Et en disant ces mots il secouait la tête, il fronçait les sourcils ; et je conçus qu’il ne tenait qu’à moi de renvoyer à la supérieure une partie des coups de discipline qu’elle m’avait fait donner ; mais ce n’était pas mon dessein. L’archidiacre vit bien qu’il ne saurait rien de moi, et il sortit en me recommandant le secret sur ce qu’il m’avait confié de ma translation à Sainte-Eutrope d’Arpajon.

Comme le bonhomme Hébert marchait seul dans le corridor, ses deux compagnons se retournèrent, et me saluèrent d’un air très-affectueux et très-doux. Je ne sais qui ils sont : mais Dieu veuille leur conserver ce caractère tendre et miséricordieux qui est si rare dans leur état, et qui convient si fort aux dépositaires de la faiblesse de l’homme et aux intercesseurs de la miséricorde de Dieu. Je croyais M. Hébert occupé à consoler, à interroger ou à réprimander quelque autre religieuse, lorsqu’il rentra dans ma cellule. Il me dit :

« D’où connaissez-vous M. Manouri ?

— Par mon procès.

— Qui est-ce qui vous l’a donné ?

— C’est madame la présidente.

— Il a fallu que vous conférassiez souvent avec lui dans le cours de votre affaire ?

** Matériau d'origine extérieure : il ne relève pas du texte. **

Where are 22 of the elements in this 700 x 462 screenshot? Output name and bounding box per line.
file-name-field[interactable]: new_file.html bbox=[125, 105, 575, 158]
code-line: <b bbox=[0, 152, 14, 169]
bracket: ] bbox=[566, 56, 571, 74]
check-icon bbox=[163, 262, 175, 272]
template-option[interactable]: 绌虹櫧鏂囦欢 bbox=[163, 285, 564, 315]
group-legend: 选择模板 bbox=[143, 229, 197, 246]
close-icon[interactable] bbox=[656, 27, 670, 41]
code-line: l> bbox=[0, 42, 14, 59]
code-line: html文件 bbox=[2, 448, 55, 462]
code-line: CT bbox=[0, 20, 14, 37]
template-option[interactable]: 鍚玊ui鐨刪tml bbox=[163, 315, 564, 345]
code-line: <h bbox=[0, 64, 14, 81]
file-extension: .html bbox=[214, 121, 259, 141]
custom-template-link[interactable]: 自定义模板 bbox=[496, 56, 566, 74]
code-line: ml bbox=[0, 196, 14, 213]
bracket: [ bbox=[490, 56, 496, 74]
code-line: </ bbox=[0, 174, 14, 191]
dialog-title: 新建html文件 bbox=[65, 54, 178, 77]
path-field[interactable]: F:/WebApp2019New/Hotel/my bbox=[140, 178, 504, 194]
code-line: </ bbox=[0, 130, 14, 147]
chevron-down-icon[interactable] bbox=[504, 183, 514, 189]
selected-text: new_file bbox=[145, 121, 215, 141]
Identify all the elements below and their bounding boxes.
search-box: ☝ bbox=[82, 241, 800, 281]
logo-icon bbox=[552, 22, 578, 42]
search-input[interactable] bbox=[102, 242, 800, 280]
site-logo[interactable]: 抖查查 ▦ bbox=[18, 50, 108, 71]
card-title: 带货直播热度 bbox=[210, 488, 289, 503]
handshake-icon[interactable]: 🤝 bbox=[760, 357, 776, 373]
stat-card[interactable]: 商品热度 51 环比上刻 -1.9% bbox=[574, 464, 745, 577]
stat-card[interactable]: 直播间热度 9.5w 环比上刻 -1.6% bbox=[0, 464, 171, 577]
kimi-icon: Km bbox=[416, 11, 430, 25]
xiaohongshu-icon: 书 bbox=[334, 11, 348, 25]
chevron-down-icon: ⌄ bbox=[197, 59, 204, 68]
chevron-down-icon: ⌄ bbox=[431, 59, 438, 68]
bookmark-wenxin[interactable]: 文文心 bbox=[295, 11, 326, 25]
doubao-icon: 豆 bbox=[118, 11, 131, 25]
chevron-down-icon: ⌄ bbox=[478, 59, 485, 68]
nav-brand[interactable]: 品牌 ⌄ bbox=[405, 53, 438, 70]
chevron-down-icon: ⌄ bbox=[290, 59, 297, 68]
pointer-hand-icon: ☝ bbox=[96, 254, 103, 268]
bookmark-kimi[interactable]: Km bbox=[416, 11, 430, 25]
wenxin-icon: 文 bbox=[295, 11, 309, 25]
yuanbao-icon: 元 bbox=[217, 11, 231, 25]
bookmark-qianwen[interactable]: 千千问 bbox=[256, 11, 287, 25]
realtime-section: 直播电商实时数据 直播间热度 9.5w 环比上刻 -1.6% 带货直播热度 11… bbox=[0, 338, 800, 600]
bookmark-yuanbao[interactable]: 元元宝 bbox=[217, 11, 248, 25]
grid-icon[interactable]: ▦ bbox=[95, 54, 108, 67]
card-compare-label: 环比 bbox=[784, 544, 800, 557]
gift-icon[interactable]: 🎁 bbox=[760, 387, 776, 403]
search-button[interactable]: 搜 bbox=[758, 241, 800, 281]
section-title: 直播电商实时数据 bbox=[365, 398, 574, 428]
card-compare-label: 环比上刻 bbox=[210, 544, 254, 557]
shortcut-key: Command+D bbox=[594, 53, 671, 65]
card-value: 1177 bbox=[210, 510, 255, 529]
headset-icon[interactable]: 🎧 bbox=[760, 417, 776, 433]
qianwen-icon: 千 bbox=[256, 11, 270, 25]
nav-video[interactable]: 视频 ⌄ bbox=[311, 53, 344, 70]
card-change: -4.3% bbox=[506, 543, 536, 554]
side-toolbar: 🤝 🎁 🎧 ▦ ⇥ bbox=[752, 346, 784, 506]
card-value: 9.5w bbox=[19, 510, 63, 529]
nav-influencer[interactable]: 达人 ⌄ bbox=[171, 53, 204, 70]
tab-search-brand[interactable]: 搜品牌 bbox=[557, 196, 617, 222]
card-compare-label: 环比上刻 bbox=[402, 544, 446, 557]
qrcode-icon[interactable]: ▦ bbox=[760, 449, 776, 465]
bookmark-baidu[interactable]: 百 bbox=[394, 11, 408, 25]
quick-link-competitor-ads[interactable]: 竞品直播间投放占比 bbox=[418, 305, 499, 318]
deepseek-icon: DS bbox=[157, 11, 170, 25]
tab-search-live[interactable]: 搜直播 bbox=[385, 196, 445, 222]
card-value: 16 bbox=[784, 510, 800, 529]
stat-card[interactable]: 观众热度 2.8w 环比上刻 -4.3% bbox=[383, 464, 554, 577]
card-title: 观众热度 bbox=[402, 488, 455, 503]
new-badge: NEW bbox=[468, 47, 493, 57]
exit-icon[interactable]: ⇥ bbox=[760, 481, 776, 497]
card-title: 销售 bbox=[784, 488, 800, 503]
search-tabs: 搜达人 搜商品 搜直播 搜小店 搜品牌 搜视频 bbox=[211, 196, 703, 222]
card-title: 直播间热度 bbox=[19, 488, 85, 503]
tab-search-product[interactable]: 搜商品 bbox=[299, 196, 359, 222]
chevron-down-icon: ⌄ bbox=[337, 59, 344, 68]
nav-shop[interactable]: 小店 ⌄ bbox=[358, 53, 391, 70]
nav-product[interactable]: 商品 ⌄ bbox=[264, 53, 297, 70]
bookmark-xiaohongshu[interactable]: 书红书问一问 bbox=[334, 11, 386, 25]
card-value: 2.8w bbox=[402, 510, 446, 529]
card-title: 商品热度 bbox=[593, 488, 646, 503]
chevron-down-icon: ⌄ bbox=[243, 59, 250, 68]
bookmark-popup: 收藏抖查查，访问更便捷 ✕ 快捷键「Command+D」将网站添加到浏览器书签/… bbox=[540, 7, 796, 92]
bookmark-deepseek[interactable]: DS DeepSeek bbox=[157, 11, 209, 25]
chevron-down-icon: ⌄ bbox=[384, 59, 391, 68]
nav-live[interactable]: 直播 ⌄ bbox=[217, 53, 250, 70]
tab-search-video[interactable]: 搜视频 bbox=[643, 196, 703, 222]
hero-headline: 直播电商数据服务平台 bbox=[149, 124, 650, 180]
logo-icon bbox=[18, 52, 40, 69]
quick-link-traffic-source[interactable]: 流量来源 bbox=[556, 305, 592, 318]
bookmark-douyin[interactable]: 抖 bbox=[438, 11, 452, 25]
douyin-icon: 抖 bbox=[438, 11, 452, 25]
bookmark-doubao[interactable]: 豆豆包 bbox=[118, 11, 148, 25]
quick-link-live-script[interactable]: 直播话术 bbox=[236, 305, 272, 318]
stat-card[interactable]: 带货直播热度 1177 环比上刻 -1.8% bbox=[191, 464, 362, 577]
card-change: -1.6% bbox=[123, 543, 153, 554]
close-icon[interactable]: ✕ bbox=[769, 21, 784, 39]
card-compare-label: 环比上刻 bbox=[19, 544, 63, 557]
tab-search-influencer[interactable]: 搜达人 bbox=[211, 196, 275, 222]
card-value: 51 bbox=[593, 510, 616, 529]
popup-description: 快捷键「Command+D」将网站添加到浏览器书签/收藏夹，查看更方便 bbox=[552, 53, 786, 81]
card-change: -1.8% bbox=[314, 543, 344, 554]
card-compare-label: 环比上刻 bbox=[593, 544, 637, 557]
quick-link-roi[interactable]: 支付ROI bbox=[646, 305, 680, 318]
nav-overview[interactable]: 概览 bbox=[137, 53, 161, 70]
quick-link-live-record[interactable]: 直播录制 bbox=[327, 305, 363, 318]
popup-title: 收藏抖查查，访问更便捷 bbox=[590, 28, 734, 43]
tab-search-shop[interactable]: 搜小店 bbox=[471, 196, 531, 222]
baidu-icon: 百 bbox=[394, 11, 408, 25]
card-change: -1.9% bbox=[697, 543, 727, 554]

— Non, monsieur, je l’ai peu vu.

— Comment l’avez-vous instruit ?

— Par quelques mémoires écrits de ma main.

— Vous avez des copies de ces mémoires ?

— Non, monsieur.

— Qui est-ce qui lui remettait ces mémoires ?

— Madame la présidente.

— Et d’où la connaissiez-vous ?

— Je la connaissais par la sœur Ursule, mon amie et sa parente.